McClatchy gazetesinden Hannah Allam ve David Enders ise, cihatçı medya kuruluşlarının Türkiye'de ya da Suriye içinde El Nsura Cephesi de dahil cihatçı savaşçılara sağlanan olanaklarını tanıtımını yaptığına ve cihatçıların pasaportlarının bile incelemeden Suriye'ye rahatça giriş yaptığına dikkat çekiyor.

İki haftalık Suriye gezisinden dönen O’Bagy, Ankara'nın cihatçıların Suriye'ye geçmesine kolaylık sağlamasının yanı sıra, El Nusra Cephesi'nin Resulayn'da PYD'ye bağlı birliklere karşı savaştığı sırada askeri yeteneklerini geliştirmesine de yardım ettiğini belirtiyor.

O’Bagy, o dönemde ABD'li diplomatların Türkiye'ye cihatçılara yaptığı yardımı kısıtlaması yönünde bir mesaj verdiğini ancak bu yönde bir baskı yapmadığını da sözlerine ekliyor.

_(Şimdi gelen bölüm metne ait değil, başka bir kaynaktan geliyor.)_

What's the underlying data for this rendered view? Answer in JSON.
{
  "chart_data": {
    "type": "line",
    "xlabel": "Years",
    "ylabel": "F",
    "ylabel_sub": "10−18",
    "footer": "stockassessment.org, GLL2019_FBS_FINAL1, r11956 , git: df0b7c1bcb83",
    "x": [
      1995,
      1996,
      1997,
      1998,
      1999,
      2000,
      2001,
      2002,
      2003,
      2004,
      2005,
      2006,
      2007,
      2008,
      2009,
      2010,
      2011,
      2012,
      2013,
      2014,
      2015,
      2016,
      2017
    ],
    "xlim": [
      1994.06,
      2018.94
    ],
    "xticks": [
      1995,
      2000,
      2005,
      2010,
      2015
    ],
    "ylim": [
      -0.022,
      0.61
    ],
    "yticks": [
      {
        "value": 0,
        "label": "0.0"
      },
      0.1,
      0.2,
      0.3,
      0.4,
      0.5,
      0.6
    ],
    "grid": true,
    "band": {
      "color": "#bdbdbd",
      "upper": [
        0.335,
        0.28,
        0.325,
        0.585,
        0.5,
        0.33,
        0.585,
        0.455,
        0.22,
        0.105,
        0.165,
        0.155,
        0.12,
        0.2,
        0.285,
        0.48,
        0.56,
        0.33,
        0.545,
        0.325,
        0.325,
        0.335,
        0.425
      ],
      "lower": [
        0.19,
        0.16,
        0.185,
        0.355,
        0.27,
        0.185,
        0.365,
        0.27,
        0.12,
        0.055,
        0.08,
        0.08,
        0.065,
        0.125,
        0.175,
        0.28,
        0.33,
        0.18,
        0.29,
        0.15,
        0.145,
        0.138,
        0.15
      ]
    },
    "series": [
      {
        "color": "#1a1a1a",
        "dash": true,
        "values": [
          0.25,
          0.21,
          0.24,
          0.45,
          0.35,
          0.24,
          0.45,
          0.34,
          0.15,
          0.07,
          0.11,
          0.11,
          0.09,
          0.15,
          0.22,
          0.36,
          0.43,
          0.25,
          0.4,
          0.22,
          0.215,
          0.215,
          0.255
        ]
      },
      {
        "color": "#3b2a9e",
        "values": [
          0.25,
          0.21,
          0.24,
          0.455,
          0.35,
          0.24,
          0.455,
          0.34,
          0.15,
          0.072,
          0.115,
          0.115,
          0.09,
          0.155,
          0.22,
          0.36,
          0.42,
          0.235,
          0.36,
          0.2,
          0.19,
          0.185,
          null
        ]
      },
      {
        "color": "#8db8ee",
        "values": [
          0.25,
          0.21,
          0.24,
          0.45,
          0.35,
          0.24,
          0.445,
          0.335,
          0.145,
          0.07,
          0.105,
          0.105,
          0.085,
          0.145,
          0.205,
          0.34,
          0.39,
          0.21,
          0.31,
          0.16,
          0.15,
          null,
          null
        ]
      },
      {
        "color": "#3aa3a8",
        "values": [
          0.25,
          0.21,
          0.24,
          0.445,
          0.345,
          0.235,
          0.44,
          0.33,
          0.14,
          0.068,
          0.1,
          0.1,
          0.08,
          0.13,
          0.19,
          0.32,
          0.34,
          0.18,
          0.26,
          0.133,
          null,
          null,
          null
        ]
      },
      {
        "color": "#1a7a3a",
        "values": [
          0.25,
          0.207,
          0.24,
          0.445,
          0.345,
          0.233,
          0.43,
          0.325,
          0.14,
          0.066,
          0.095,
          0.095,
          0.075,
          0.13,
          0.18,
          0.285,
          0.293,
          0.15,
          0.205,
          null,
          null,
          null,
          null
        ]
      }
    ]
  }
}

Öte yandan, Mısırlı Ebu Rami, şeriat yasaları konusunda ders vermek için bu yıl içinde dört kez Türkiye'den Suriye'ye giriş yaptığını belirtiyor. Rami bu konuda ne Mısır'dan ne de Türkiye'den bir engelleme ile karşılaşmadığını ifade ederken, Türkiye'den vize alması konusunda hiçbir zorlukla karşılaşmadığını ve Babel Hava sınırından Suriye'ye rahatça geçiş yaptığını anlatıyor.